SR Telecom Inc.
- Type: Privately held
- Industry: Communication equipment
- Headquarters: 3200 rue Guénette, Saint-Laurent, Quebec H4S 2G5, CANADA
- Number of employees: 0
- Website: www.srtelecom.com

= SR Telecom =

Broadband wireless systems manufacturer

SR Telecom Inc. was a broadband wireless systems manufacturer headquartered in Montreal, Quebec, and present in over 130 countries around the world. Established in 1981, SR Telecom provided urban and rural telecommunications providers with wireless systems delivering voice, data and multimedia services.

As almost all large corporations, SR Telecom gained much of its product line through acquisitions and mergers, such as acquisition of Lucent broadband wireless product lines in 2001 and the acquisition of Netro Corp. in 2003. Netro had previously bought out from AT&T the ambitious (yet commercially disastrous) Project Angel product, the first to use advanced technologies such as OFDM and space-time coding for data and packetized voice services. The Angel product was renamed as Symmetry One. A WiMAX-based upgrade was launched, baptized as Symmetry MX.

The firm's wireless devices were useful for telecommunications companies barred from using the incumbent's copper local-loop, as in the case of Telmex in Argentina, and thus being able to reach homes with a broadband and voice service using licensed spectrum, in the case of Argentina's Telmex unit, using the licensed 2.3 GHz band .

==Financial Woes==
In November 2007, SR Telecom started operating under Canada's bankruptcy protection act, the Companies' Creditors Arrangement Act (CCAA). Three months later a court order extended such protection until May 2, 2008

In December 2007, the company trumpeted the WiMax certification of its SymmetryMX product line from the WiMax Forum. Finally on April 4, 2008, SR Telecom Inc. announced the closing of the sale of its assets to Sherbrooke (Quebec) based Groupe Lagasse "including its brand, trademarks, intellectual property, patents, inventories and equipment relating to its symmetryONE and WiMAX Forum-certified symmetryMX product lines for an aggregate
consideration of $6,050,000, plus the assumption of certain stated liabilities" the press release said .

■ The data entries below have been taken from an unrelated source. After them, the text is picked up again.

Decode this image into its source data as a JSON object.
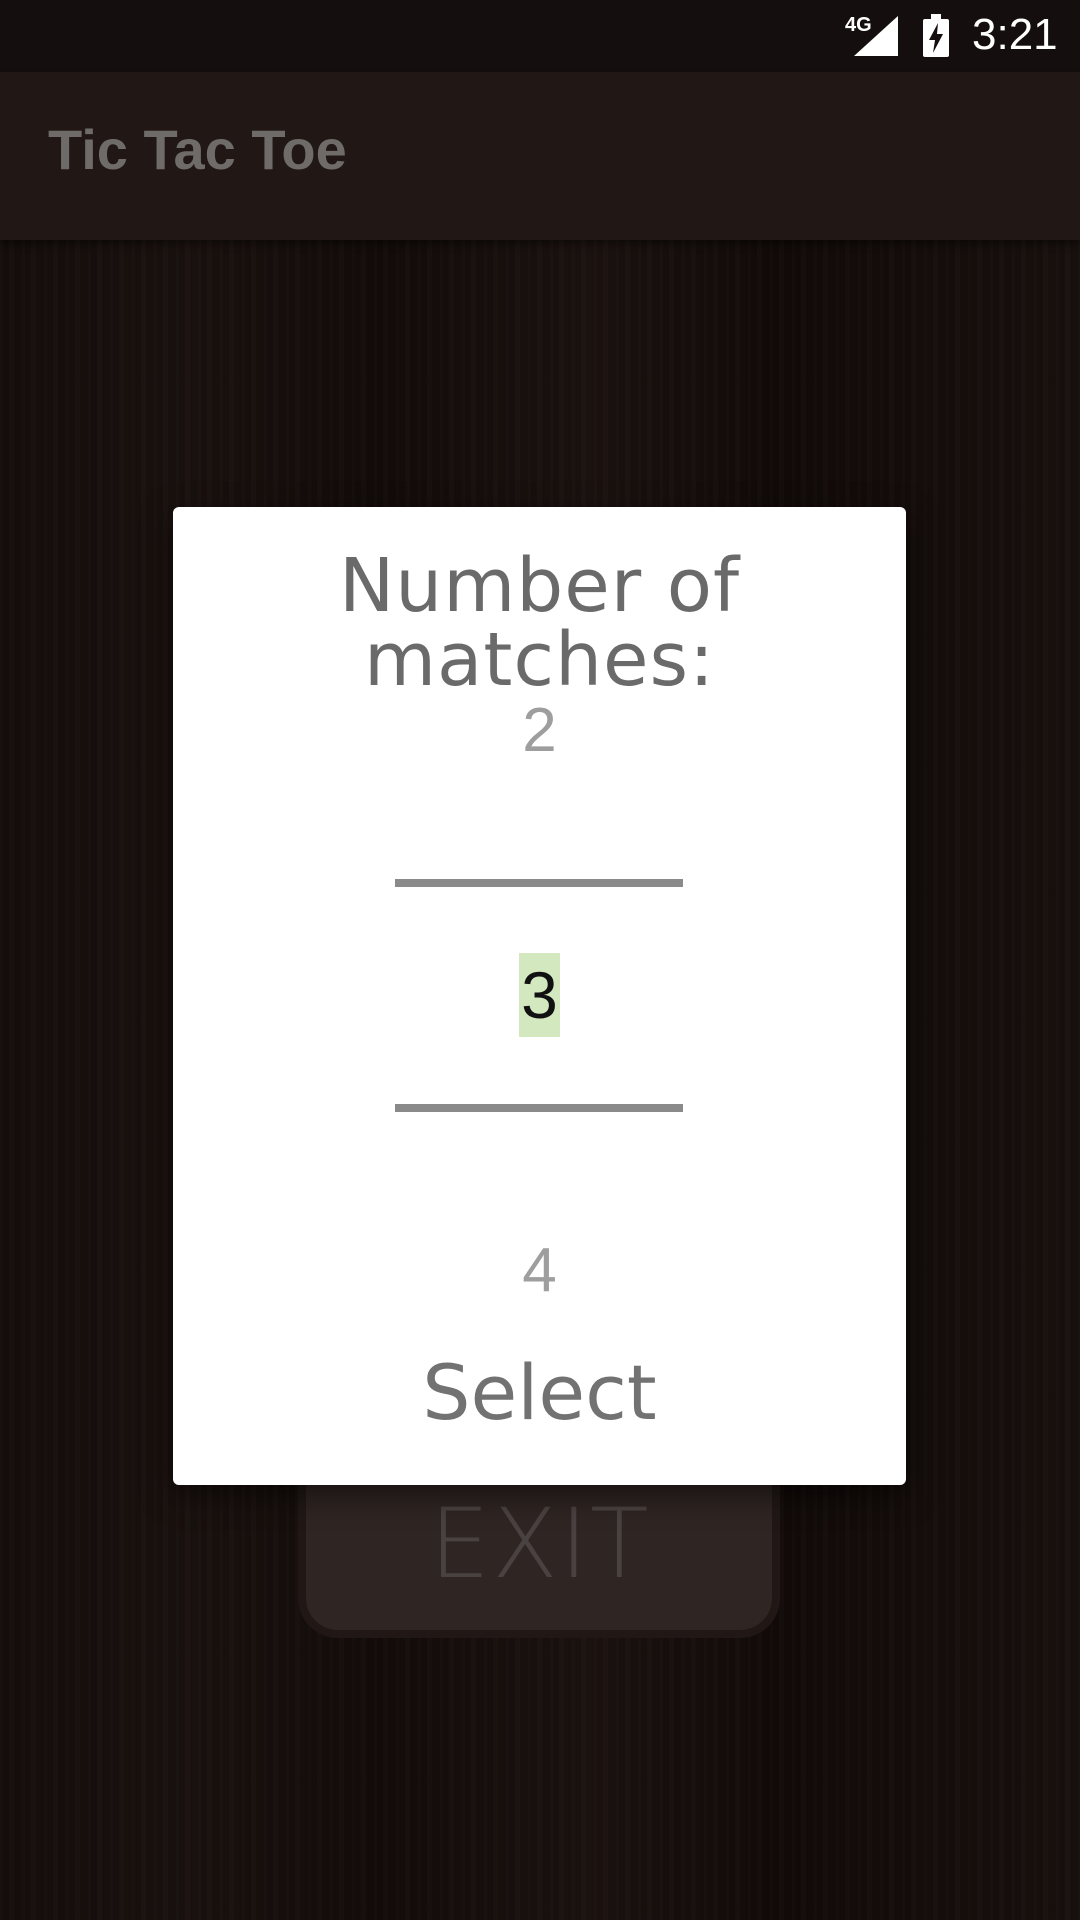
{
  "status_bar": {
    "network": "4G",
    "time": "3:21",
    "icons": [
      "signal-icon",
      "battery-charging-icon"
    ]
  },
  "app_bar": {
    "title": "Tic Tac Toe"
  },
  "background_button": {
    "label": "EXIT"
  },
  "dialog": {
    "title": "Number of matches:",
    "picker": {
      "previous": "2",
      "selected": "3",
      "next": "4"
    },
    "select_label": "Select"
  },
  "colors": {
    "highlight": "#d4e8bf",
    "dialog_bg": "#ffffff",
    "app_bar_bg": "#211816"
  }
}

==Post-Lagasse acquisition==
By mid-2008 the firm announced continued success of its SymmetryMX WiMax certified solution, sold under the new company ownership .

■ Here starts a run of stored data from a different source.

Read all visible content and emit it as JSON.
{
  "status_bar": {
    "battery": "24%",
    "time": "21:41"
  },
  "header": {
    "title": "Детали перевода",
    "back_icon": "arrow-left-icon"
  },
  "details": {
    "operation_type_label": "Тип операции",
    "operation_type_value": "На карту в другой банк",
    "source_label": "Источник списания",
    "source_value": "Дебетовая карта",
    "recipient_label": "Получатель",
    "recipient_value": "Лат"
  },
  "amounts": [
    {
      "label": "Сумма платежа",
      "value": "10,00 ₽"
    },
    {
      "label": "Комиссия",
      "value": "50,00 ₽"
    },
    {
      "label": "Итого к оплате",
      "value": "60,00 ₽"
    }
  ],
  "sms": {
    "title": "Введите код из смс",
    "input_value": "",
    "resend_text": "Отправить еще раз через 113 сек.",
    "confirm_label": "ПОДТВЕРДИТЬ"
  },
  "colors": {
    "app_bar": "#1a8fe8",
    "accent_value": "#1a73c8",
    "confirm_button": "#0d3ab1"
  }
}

By mid-2009 the company's web page was still active, identifying the firm as "The Industry´s Most Experienced Company", and its products as "WiMAX for Any Deployment Strategy".

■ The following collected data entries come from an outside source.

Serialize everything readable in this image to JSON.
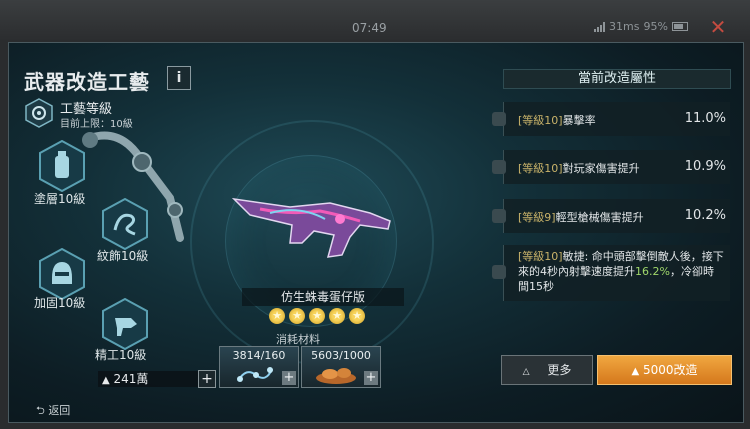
{
  "status_bar": {
    "time": "07:49",
    "ping": "31ms",
    "battery": "95%"
  },
  "header": {
    "title": "武器改造工藝",
    "info_label": "i"
  },
  "craft": {
    "label": "工藝等級",
    "cap": "目前上限：10級"
  },
  "mods": [
    {
      "name": "塗層10級",
      "icon": "spray-can-icon"
    },
    {
      "name": "紋飾10級",
      "icon": "swirl-pattern-icon"
    },
    {
      "name": "加固10級",
      "icon": "helmet-icon"
    },
    {
      "name": "精工10級",
      "icon": "drill-icon"
    }
  ],
  "weapon": {
    "name": "仿生蛛毒蛋仔版",
    "stars": 5
  },
  "materials": {
    "label": "消耗材料",
    "items": [
      {
        "count": "3814/160",
        "icon": "blueprint-icon"
      },
      {
        "count": "5603/1000",
        "icon": "parts-pile-icon"
      }
    ]
  },
  "currency": {
    "amount": "241萬",
    "plus": "+"
  },
  "back": {
    "label": "返回"
  },
  "attributes": {
    "title": "當前改造屬性",
    "rows": [
      {
        "level": "[等級10]",
        "text": "暴擊率",
        "value": "11.0%"
      },
      {
        "level": "[等級10]",
        "text": "對玩家傷害提升",
        "value": "10.9%"
      },
      {
        "level": "[等級9]",
        "text": "輕型槍械傷害提升",
        "value": "10.2%"
      },
      {
        "level": "[等級10]",
        "text": "敏捷: 命中頭部擊倒敵人後，接下來的4秒內射擊速度提升",
        "highlight": "16.2%",
        "text_tail": "，冷卻時間15秒"
      }
    ]
  },
  "buttons": {
    "more": "更多",
    "upgrade": "5000改造"
  },
  "colors": {
    "accent": "#e6902c",
    "highlight": "#9fd66a",
    "level_tag": "#c9b36a"
  }
}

==Unsuccessful debt restructuring and bankruptcy==
The firm's web page finally went blank by mid-2010 shortly before filing for bankruptcy after several unsuccessful debt restructuring offers to its creditors . A Deloitte document states that "Following the refusal of the creditors to accept the proposal, the Company was deemed to have filed an assignment on June 25th, 2010 and SBDT was appointed as trustee of the estate of the bankrupt by the official receiver".